It might be too early to crack the champagne but junior miners are certainly celebrating the weakening of the Australian dollar, which had lost its traditional connection with commodity prices and remained stubbornly high for the past year.
This week, the Australian dollar returned to parity against its US counterpart and even dipped below that briefly, giving exporters hope that Australia might be losing its status as a safe haven for currency investors.
A better-performing US economy and lower Australian interest rates were seen as key reasons for the dollar’s fall against the greenback.
Panoramic Resources managing director Peter Harold said his company was appreciating the fall, with every US1 cent drop in the value of the Aussie dollar against the greenback amounting to a $2 million increase in revenue, which flowed directly to the bottom line.
“We are celebrating,” Mr Harold said.
“It has been defying logic for some time.”
He said a fall in the dollar to US95 cents from its recent highs of $US1.05 would represent a $20 million boost. Even at that level, the Australian dollar would be trading well above historic averages.
“I don’t know what a natural level is,” Mr Harold said.
“There is a school of thought that, at $US1.05, the currency was between 20 per cent and 25 per cent overvalued.”
Mr Harold said the Australian dollar could come under more pressure if importers sought to take currency protection in anticipation of further weakening.
Investment bank UBS also recognised the currency sensitivity of Australia miners in a note to clients on Monday, which highlighted the unexpected drop in the Australian cash rate and weekend conjecture in the US that Washington was looking to end its quantitative easing program as its economy picks up.
“Investors are quite rightly asking what the impact of this move in the $A on the earnings of Australian miners is,” UBS said.
The bank thought a weaker Australian dollar would drive up earnings per share and result in improved equity performance, because its current forecasts estimated the currency would hold at $US1.04 through till June 2014 and then slip steadily down to US85 cents by 2017.
But not everyone was seeing this week’s drop as a portent to a sharp revaluation.
However, Mr Barnett said resources companies’ equities traditionally were positively correlated to the Australian dollar. Complicating that, though, has been the safe haven status of our currency, which has buoyed it at the same time that commodities have fallen.
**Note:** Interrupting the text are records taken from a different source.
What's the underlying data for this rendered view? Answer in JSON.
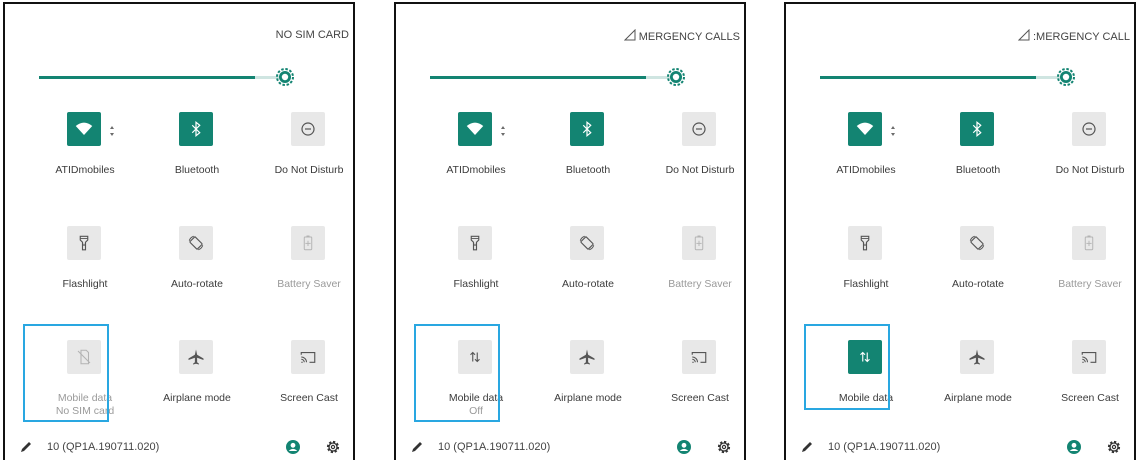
{
  "colors": {
    "accent": "#138472",
    "highlight": "#29a7e1",
    "tile_off": "#e8e8e8"
  },
  "panels": [
    {
      "status_text": "NO SIM CARD",
      "status_icon": "",
      "tiles": [
        {
          "label": "ATIDmobiles",
          "sub": "",
          "icon": "wifi-icon",
          "state": "on"
        },
        {
          "label": "Bluetooth",
          "sub": "",
          "icon": "bluetooth-icon",
          "state": "on"
        },
        {
          "label": "Do Not Disturb",
          "sub": "",
          "icon": "do-not-disturb-icon",
          "state": "off"
        },
        {
          "label": "Flashlight",
          "sub": "",
          "icon": "flashlight-icon",
          "state": "off"
        },
        {
          "label": "Auto-rotate",
          "sub": "",
          "icon": "auto-rotate-icon",
          "state": "off"
        },
        {
          "label": "Battery Saver",
          "sub": "",
          "icon": "battery-saver-icon",
          "state": "disabled"
        },
        {
          "label": "Mobile data",
          "sub": "No SIM card",
          "icon": "mobile-data-off-icon",
          "state": "disabled"
        },
        {
          "label": "Airplane mode",
          "sub": "",
          "icon": "airplane-icon",
          "state": "off"
        },
        {
          "label": "Screen Cast",
          "sub": "",
          "icon": "screen-cast-icon",
          "state": "off"
        }
      ],
      "build": "10 (QP1A.190711.020)"
    },
    {
      "status_text": "MERGENCY CALLS",
      "status_icon": "signal-icon",
      "tiles": [
        {
          "label": "ATIDmobiles",
          "sub": "",
          "icon": "wifi-icon",
          "state": "on"
        },
        {
          "label": "Bluetooth",
          "sub": "",
          "icon": "bluetooth-icon",
          "state": "on"
        },
        {
          "label": "Do Not Disturb",
          "sub": "",
          "icon": "do-not-disturb-icon",
          "state": "off"
        },
        {
          "label": "Flashlight",
          "sub": "",
          "icon": "flashlight-icon",
          "state": "off"
        },
        {
          "label": "Auto-rotate",
          "sub": "",
          "icon": "auto-rotate-icon",
          "state": "off"
        },
        {
          "label": "Battery Saver",
          "sub": "",
          "icon": "battery-saver-icon",
          "state": "disabled"
        },
        {
          "label": "Mobile data",
          "sub": "Off",
          "icon": "mobile-data-icon",
          "state": "off"
        },
        {
          "label": "Airplane mode",
          "sub": "",
          "icon": "airplane-icon",
          "state": "off"
        },
        {
          "label": "Screen Cast",
          "sub": "",
          "icon": "screen-cast-icon",
          "state": "off"
        }
      ],
      "build": "10 (QP1A.190711.020)"
    },
    {
      "status_text": ":MERGENCY CALL",
      "status_icon": "signal-icon",
      "tiles": [
        {
          "label": "ATIDmobiles",
          "sub": "",
          "icon": "wifi-icon",
          "state": "on"
        },
        {
          "label": "Bluetooth",
          "sub": "",
          "icon": "bluetooth-icon",
          "state": "on"
        },
        {
          "label": "Do Not Disturb",
          "sub": "",
          "icon": "do-not-disturb-icon",
          "state": "off"
        },
        {
          "label": "Flashlight",
          "sub": "",
          "icon": "flashlight-icon",
          "state": "off"
        },
        {
          "label": "Auto-rotate",
          "sub": "",
          "icon": "auto-rotate-icon",
          "state": "off"
        },
        {
          "label": "Battery Saver",
          "sub": "",
          "icon": "battery-saver-icon",
          "state": "disabled"
        },
        {
          "label": "Mobile data",
          "sub": "",
          "icon": "mobile-data-icon",
          "state": "on"
        },
        {
          "label": "Airplane mode",
          "sub": "",
          "icon": "airplane-icon",
          "state": "off"
        },
        {
          "label": "Screen Cast",
          "sub": "",
          "icon": "screen-cast-icon",
          "state": "off"
        }
      ],
      "build": "10 (QP1A.190711.020)"
    }
  ]
}
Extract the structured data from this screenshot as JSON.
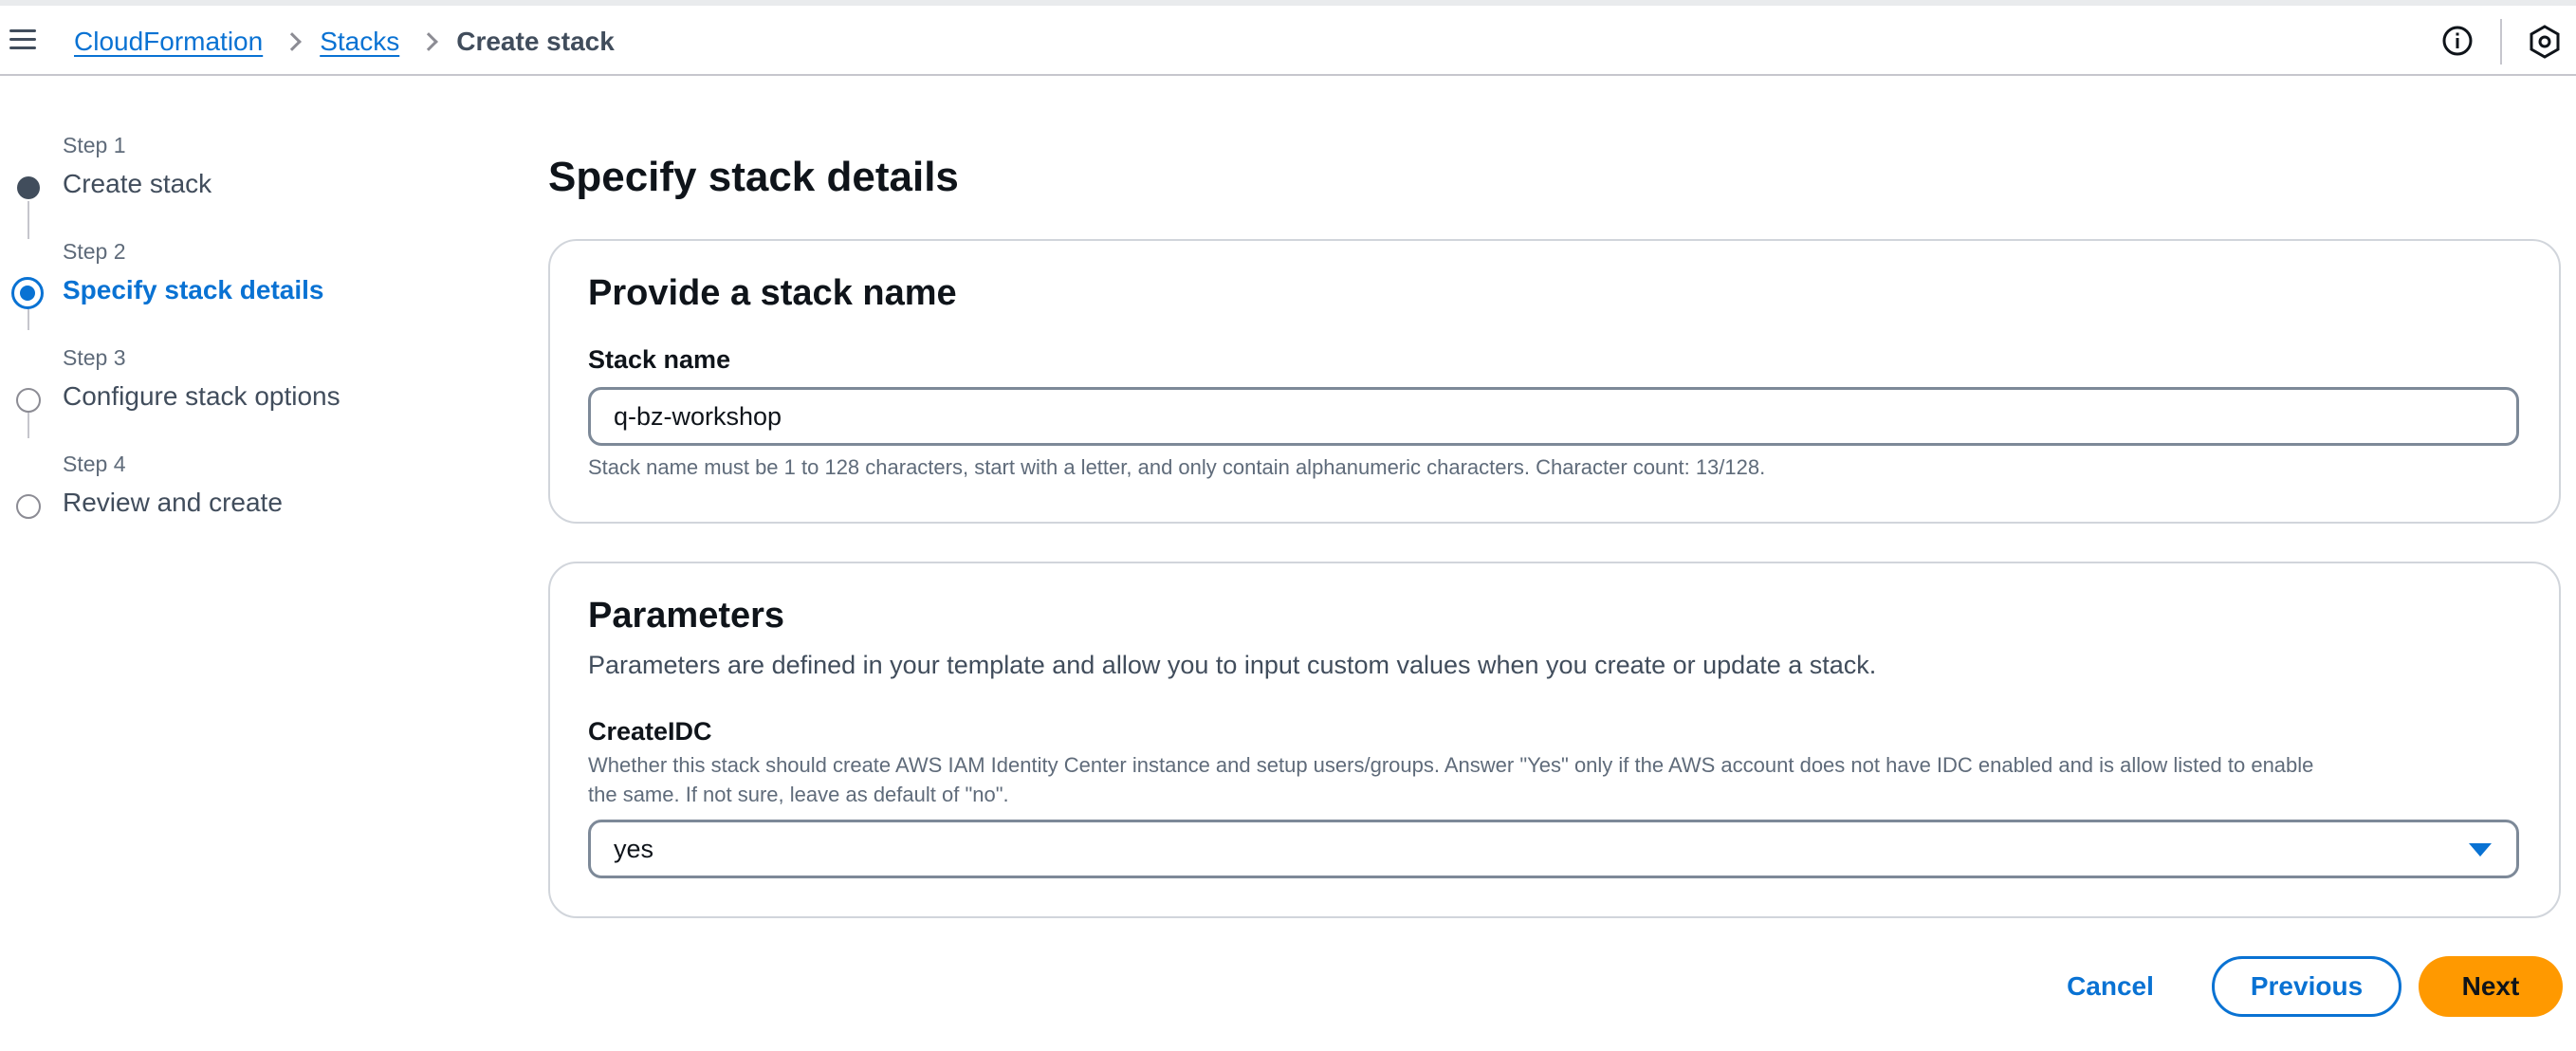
{
  "breadcrumb": {
    "items": [
      "CloudFormation",
      "Stacks"
    ],
    "current": "Create stack"
  },
  "steps": [
    {
      "number": "Step 1",
      "label": "Create stack",
      "state": "completed"
    },
    {
      "number": "Step 2",
      "label": "Specify stack details",
      "state": "active"
    },
    {
      "number": "Step 3",
      "label": "Configure stack options",
      "state": "pending"
    },
    {
      "number": "Step 4",
      "label": "Review and create",
      "state": "pending"
    }
  ],
  "page": {
    "title": "Specify stack details"
  },
  "stack_name_section": {
    "title": "Provide a stack name",
    "field_label": "Stack name",
    "value": "q-bz-workshop",
    "hint": "Stack name must be 1 to 128 characters, start with a letter, and only contain alphanumeric characters. Character count: 13/128."
  },
  "parameters_section": {
    "title": "Parameters",
    "description": "Parameters are defined in your template and allow you to input custom values when you create or update a stack.",
    "params": [
      {
        "name": "CreateIDC",
        "description_line1": "Whether this stack should create AWS IAM Identity Center instance and setup users/groups. Answer \"Yes\" only if the AWS account does not have IDC enabled and is allow listed to enable",
        "description_line2": "the same. If not sure, leave as default of \"no\".",
        "selected": "yes"
      }
    ]
  },
  "actions": {
    "cancel": "Cancel",
    "previous": "Previous",
    "next": "Next"
  },
  "colors": {
    "link": "#0972d3",
    "primary_button": "#ff9900",
    "text": "#0f141a"
  },
  "icons": {
    "menu": "hamburger-menu-icon",
    "info": "info-icon",
    "settings": "settings-icon",
    "breadcrumb_separator": "chevron-right-icon",
    "select_caret": "caret-down-icon"
  }
}
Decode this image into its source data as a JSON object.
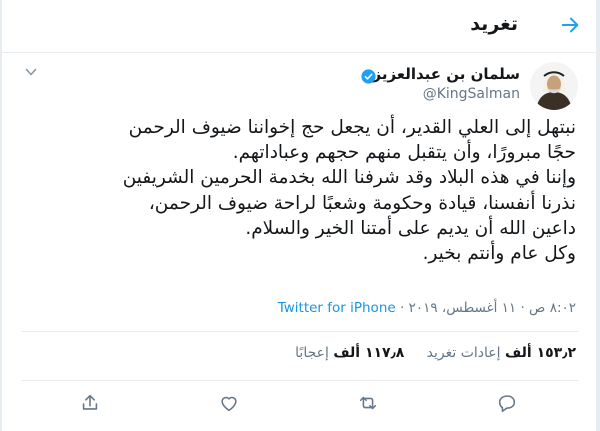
{
  "header": {
    "title": "تغريد"
  },
  "tweet": {
    "author_name": "سلمان بن عبدالعزيز",
    "handle": "@KingSalman",
    "text": "نبتهل إلى العلي القدير، أن يجعل حج إخواننا ضيوف الرحمن\nحجًا مبرورًا، وأن يتقبل منهم حجهم وعباداتهم.\nوإننا في هذه البلاد وقد شرفنا الله بخدمة الحرمين الشريفين\nنذرنا أنفسنا، قيادة وحكومة وشعبًا لراحة ضيوف الرحمن،\nداعين الله أن يديم على أمتنا الخير والسلام.\nوكل عام وأنتم بخير.",
    "time": "٨:٠٢ ص · ١١ أغسطس، ٢٠١٩ · ",
    "source": "Twitter for iPhone"
  },
  "stats": {
    "retweets_count": "١٥٣٫٢ ألف",
    "retweets_label": "إعادات تغريد",
    "likes_count": "١١٧٫٨ ألف",
    "likes_label": "إعجابًا"
  },
  "colors": {
    "accent": "#1da1f2",
    "text": "#14171a",
    "muted": "#657786",
    "border": "#e6ecf0"
  }
}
“The idea that the Australian dollar going down is positive for resources makes some sense, but history says it usually is not,” he said.
Bankwest chief economist Alan Langford said the recent change was not out of the ordinary during the currency’s unusually long period of stability since around the start of 2011.
Mr Langford said there were very earliest signs of a winding back of US stimulation, and foreign holdings of the Commonwealth bonds had eased from their historic peaks in the September quarter.
“The real test for its (the Australian dollar’s) capacity to hold at or near parity comes when the Fed actually does stop buying Uncle Sam’s bonds ahead of unwinding its balance sheet and ultimately raising the funds rate,” he said.
“But neither of those is imminent, so it is probably too early for exporters to break out the champers just yet.
“Nevertheless, neither should they or anyone underestimate the Aussie’s capacity to fall sharply well before what you thought would be the trigger for a depreciation is pulled.”